New Orleans is experiencing its second post-Katrina hotel boom. First, the city’s classic properties freshened up. Now, visitors to the Big Easy are finding new boutique-style accommodations in old office buildings and forlorn flophouses.
The Q&C, which arrived on the scene last fall, is a bit of both. It’s housed in the former headquarters of the New Orleans and Northeastern Railroad, whose major route moved between Cincinnati (Queen City) and New Orleans (Crescent City) – Q&C. The building was converted to a one-star hotel in 1986, closed in 2013 and re-emerged as this considerably more stylish Q&C.
Rooms are spread over two buildings divided by an alley that is open to traffic. One building includes the reception area and pub. The second, smaller building offers a comfy lounge area with large-screen TV and library.
The hotel is at the cusp of the rather dull Central Business District and the happening Warehouse Arts District, which features hot restaurants, important-looking galleries and the popular National World War II museum. The must-see French Quarter is an easy walk from the hotel, along with the pretty shops and streets of the Lower Garden District.
An understated steampunk vibe pairs the luxe accoutrements of a Victorian train (Chesterfield leather sofas, richly patterned wool rugs) with industrial touches (exposed beams and ductwork). I enjoyed the comfy tufted grey velvet armchair in my room, but found the graphic carpet and dark wood furniture a little too masculine for my taste. Artful accents included silhouettes of jazz legends Fats Domino and Duke Ellington, and a pair of paperback books with their covers mysteriously torn off, an aesthetic conceit echoed throughout the hotel lobby. When I pushed back the hanging barn door to my bathroom, I loved its spaciousness, the Carerra marble floors, two pedestal sinks and a large shower.
Not only is the Wi-Fi free, but guests don’t even need an access code to use the service. What a refreshing change.
If I could change one thing
My room was in the second building and I felt isolated and a little vulnerable in that location. In contrast to the main lobby, there were no hotel staff around and I never encountered another guest. It felt weird and a little eerie to come and go through the lobby in such solitude.
Eat in or eat out
The hotel’s Q&C Bar opens in the morning with a basic breakfast menu (eggs, bagels, French toast) then returns at 4 p.m. with burgers, jambalaya and pizza. But keen to explore the neighbourhood, I chose to wander.

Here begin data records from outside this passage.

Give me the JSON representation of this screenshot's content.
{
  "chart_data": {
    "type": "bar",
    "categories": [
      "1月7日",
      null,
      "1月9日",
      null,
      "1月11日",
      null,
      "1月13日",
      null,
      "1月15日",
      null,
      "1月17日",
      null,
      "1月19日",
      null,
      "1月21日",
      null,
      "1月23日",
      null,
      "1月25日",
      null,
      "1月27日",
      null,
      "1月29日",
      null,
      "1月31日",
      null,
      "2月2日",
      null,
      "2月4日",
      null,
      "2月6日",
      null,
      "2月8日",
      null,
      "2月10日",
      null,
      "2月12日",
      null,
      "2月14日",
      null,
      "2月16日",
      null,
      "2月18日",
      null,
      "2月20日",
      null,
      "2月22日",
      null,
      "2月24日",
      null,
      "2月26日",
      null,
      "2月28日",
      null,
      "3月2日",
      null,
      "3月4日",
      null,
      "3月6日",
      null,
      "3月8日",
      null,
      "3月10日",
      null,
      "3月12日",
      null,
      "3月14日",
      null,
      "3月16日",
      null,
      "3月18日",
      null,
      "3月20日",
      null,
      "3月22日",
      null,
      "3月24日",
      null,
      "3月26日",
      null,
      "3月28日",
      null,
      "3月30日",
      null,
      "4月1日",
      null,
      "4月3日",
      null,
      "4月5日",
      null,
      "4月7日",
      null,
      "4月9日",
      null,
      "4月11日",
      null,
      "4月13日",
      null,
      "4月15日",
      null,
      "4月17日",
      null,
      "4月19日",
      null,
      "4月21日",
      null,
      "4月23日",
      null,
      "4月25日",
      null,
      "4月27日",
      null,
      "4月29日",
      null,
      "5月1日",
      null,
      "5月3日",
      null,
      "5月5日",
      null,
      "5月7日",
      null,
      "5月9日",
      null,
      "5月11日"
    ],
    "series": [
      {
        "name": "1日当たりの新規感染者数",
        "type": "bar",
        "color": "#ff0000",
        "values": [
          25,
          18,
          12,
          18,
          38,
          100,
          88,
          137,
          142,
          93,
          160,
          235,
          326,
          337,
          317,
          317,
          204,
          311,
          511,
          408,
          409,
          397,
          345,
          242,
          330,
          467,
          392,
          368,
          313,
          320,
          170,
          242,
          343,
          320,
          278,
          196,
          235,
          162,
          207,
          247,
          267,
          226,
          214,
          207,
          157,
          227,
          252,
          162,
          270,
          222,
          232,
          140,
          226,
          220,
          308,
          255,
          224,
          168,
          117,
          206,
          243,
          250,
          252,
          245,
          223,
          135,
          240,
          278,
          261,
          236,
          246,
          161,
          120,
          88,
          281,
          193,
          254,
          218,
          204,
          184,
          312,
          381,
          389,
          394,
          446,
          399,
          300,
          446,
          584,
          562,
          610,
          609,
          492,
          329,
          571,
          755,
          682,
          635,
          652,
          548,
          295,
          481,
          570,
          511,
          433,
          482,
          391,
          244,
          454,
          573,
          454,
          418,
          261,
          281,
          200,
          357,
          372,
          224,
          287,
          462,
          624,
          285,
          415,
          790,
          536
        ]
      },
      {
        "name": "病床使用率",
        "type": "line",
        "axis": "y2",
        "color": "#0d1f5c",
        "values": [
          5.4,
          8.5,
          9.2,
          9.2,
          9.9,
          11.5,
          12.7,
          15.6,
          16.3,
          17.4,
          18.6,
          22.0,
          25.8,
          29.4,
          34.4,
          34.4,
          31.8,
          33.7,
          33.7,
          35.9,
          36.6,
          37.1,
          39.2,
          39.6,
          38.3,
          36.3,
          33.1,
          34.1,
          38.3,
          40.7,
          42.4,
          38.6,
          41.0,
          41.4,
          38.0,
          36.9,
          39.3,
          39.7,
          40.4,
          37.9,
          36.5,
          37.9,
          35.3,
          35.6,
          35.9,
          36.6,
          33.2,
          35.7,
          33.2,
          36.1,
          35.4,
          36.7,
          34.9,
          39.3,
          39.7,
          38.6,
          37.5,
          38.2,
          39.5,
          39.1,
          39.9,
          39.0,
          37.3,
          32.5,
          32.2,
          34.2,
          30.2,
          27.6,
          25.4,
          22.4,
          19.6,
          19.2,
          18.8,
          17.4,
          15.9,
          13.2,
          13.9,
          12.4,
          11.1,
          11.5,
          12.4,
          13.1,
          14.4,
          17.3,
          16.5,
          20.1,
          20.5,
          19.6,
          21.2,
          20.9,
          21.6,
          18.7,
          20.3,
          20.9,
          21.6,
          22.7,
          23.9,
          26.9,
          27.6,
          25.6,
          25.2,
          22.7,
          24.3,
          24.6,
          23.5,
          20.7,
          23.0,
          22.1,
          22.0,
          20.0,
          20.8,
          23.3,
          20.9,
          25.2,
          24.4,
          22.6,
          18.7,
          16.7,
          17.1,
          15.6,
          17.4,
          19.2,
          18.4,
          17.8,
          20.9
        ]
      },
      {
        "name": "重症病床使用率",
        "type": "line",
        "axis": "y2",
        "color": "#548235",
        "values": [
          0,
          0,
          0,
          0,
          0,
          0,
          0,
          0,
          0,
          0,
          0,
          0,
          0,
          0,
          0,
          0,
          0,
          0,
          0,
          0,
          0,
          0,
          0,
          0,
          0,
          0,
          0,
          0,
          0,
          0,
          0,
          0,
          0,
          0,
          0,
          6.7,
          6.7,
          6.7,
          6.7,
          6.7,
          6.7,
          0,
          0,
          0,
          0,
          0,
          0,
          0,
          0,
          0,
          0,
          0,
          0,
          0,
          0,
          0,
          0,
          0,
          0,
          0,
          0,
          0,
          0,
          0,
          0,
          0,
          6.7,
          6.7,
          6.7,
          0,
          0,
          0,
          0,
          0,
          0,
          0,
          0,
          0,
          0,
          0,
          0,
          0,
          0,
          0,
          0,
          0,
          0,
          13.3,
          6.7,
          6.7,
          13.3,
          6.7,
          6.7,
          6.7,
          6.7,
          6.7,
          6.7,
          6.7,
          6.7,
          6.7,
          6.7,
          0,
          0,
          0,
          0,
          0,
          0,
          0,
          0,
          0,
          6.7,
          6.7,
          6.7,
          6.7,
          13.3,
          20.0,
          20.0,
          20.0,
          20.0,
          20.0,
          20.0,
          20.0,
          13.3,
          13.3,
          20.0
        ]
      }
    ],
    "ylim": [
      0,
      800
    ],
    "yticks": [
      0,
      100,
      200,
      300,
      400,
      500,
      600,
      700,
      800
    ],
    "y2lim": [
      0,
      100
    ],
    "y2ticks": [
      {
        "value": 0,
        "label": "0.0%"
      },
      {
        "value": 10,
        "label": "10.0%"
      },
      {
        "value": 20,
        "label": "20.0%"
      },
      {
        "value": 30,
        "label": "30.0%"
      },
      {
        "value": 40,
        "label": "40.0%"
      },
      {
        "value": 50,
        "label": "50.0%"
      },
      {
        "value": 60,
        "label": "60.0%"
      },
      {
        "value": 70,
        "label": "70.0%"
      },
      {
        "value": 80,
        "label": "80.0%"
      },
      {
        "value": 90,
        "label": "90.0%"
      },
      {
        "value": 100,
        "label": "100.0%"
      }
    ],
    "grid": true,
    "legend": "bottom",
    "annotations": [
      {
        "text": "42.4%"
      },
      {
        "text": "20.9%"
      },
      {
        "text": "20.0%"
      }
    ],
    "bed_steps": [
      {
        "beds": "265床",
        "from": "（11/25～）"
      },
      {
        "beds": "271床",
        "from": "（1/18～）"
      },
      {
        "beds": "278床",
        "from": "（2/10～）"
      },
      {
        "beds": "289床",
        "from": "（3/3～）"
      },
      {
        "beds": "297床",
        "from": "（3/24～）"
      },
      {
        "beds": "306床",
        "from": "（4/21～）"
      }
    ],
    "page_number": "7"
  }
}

I didn’t find much immediately around the hotel, but I enjoyed a drink in the nearby Warehouse Arts District at August, part of NoLa chef John Besh’s empire. For dinner, I tried the new Shaya in the Garden District. It’s helmed by chef Alon Shaya (in partnership with Besh) and specializes in Mediterranean small plates (I especially relished a serving of avocado toast).
Cane & Table in the French Quarter is another good spot known for its specialty cocktails and dishes such as peas and rice with Andouille sausage. For brunch, hungry souls might want to stop by the newly freshened Brennan’s, also in the French Quarter, to indulge in its signature dishes, including turtle soup and bananas Foster.
Q&C Hotel/Bar; 344 Camp St., New Orleans, qandc.com; 196 rooms from $119 (U.S.)
The writer was a guest of the hotel.